De sica è in parte un co-autore del film perché nessuno sarebbe stato in grado di rappresentare al meglio questo furfante che, a poco a poco, capisce cosa sta succedendo, cosa si sta combattendo fino al tragico e commovente finale. La commedia all’italiana impazzava e De Sica aveva contribuito come attore a farla crescere.
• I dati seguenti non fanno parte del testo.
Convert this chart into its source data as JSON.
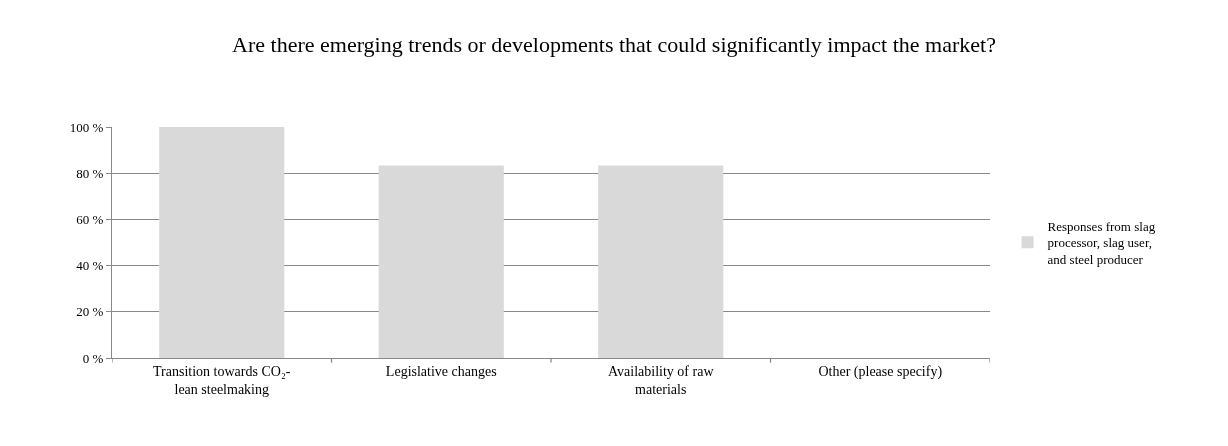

Rossellini, pur in un film drammatico, rilegge da una parte le attitudini del neorealismo, perché muta la forma della sua regia, sempre rigorosa, come mutano le sue scelte, non ci sono più gli attori presi dalla strada, ma un cast di tutto rispetto, anche e soprattutto nei ruoli femminili e dall’altra ci consegna un personaggio che è l’emblema della commedia all’italiana.  Un personaggio che seppur all’ultimo, con un momento catartico, riesce a riscattarsi.

 

Il protagonista, un po’ accidentalmente, si ritrova alla fine a capire che ogni individuo ha una responsabilità singola che è anche comune e comunitaria, ecco l’importanza di un film che ci mostra in poco più di due ore, con una struttura classica, ma sempre emozionante, cos’è, forse, un italiano.

 

In partenza il protagonista è un vigliacco che vive di mezzucci, come molti italiani all’epoca e ancora oggi, lo steso De Sica aveva già in precedenza rappresentato grandiosamente vizi e virtù italiche così come Totò, dopo di loro arriverà un’altra maschera a rappresentare una certa Italia, quella dell’Albertone nazionale, ma qui De Sica, come capiterà poi a Sordi, riesce ad incarnare al meglio nel suo personaggio gli umori del periodo, nel bene e nel male. Rossellini attraverso questo ruolo riesce meta-cinematograficamente a parlare delle due grandi scuole del cinema italiano e lo fa con assoluto tempismo e con proprietà di linguaggio.

 

In molti all’epoca criticarono la raffigurazione della Resistenza fatta nel testo e poi nel film, sbagliando mira, perché nel film si parla di un episodio piccolo che spiega bene il temperamento di molti italiani, almeno all’epoca, capaci di nefandezze, di bassezze, ma in fin dei conti capaci anche di trasformarsi in piccoli-grandi eroi, forse casuali, ma a modo loro degli (anti)eroi da ricordare.

 

La Resistenza poi viene mostrata nel carcere attraverso le figure di questi uomini reclusi per il loro impegno contro il regime e contro il nazismo.

 

Il film vinse a Leone d’Oro a Venezia ex-equo con La Grande Guerra, per molti il secondo, a ragione, è un film migliore, più importante; eppure si tratta di due film molto diversi tra loro, se vogliamo questo Rossellini rimane un esempio unico di cinema classico che riesce a rileggere allo stesso tempo più correnti di una cinematografia che incarna in sé il cambiamento di visione rispetto ad un tema, che sancisce l’importanza assoluta di attore, anche tragico, del grande Vittorio De Sica.

 

Come tanto cinema successivo, Rossellini ci mostra il ravvedimento di un uomo, attraverso un racconto lineare, tragico ed emozionante, che porta ad un finale che non si può dimenticare.